Change in Banking Oversight
According to latest reports, the Fed has removed 'reputational risk' from its supervisory exams, telling banks not to fear serving crypto firms. Speaking at the Wyoming Blockchain Symposium, Vice Chair for Supervision Michelle Bowman stated that the Fed will fully embrace blockchain innovation and update its policies to provide the crypto sector a clear path forward.

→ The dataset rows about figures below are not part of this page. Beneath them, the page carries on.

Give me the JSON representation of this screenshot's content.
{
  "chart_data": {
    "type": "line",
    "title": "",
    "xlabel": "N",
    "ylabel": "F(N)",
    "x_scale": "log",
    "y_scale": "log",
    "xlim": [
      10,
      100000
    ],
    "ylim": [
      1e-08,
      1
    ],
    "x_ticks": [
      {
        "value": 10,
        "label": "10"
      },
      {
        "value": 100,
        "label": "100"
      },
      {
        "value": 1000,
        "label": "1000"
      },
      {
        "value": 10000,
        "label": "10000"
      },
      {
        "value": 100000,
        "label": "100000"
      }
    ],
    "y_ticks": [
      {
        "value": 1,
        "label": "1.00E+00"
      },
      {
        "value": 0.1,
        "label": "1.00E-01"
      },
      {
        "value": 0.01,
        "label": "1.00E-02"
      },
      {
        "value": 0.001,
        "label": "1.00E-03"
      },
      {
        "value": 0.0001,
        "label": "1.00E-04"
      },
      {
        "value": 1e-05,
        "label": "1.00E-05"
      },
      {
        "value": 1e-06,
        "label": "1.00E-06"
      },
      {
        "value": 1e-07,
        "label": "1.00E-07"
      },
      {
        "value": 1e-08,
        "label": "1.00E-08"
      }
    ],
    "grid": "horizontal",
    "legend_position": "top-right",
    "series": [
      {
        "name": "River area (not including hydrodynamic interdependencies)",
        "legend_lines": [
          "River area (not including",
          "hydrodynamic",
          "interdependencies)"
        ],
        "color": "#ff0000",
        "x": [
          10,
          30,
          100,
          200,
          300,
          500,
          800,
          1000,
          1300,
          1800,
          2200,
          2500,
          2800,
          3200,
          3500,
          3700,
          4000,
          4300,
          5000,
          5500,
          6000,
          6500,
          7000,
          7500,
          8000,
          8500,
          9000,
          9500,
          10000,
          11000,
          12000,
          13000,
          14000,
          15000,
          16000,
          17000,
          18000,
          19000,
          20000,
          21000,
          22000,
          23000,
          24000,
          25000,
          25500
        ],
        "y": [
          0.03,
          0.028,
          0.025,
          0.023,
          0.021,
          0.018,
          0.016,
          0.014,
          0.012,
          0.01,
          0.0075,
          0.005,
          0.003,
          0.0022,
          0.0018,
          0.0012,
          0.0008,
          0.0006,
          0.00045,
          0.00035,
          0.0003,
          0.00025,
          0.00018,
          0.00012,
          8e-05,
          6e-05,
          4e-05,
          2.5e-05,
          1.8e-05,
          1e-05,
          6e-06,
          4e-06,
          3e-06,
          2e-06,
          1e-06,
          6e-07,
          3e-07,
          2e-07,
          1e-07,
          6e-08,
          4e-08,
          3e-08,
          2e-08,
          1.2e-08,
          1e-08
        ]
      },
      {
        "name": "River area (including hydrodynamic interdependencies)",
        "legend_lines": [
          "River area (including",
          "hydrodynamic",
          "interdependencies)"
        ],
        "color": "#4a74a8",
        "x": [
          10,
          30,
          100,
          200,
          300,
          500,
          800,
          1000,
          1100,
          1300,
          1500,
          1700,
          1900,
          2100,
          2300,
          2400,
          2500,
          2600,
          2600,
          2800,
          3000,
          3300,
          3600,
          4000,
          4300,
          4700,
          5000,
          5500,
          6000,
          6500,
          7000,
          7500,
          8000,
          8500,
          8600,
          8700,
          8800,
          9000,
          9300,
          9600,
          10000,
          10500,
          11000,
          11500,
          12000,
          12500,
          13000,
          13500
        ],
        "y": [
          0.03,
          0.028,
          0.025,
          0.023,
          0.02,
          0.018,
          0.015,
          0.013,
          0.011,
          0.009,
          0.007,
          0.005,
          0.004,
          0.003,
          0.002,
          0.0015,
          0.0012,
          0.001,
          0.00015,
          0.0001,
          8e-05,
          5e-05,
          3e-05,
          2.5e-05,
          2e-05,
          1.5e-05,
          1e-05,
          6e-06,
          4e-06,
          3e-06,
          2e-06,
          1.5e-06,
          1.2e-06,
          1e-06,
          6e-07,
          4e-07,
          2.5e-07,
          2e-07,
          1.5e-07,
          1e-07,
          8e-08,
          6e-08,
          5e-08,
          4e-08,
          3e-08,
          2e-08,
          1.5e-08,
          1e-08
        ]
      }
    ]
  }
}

Four Principles of New Approach
Bowman outlined four principles guiding the Fed's new regulatory approach:
1. Regulatory certainty - eliminating standards that deter banks from working with crypto. 2. Tailored regulation - evaluating each use case on its merits rather than defaulting to worst-case assumptions. 3. Consumer protection - reaffirming rules against unfair or deceptive practices while applying anti-money laundering laws to crypto-linked products. 4. American competitiveness - ensuring that failing to shape technology could allow it to bypass banks and erode the financial system's relevance.
Impact on Crypto Industry
By removing reputational risk, the Fed indicates that crypto is not inherently negative. Under the new guidance, examiners will only assess clear financial risks like liquidity and legal risks. This aligns with the actions of other regulatory bodies which have also stepped back from reputational yardsticks that led to debanking. Senator Cynthia Lummis described this as a turning point for digital assets.
The Federal Reserve has made a decisive move towards facilitating open collaboration between banks and the crypto industry. Removing reputational risk and integrating crypto oversight into standard banking regulation could have a positive impact on the entire economy.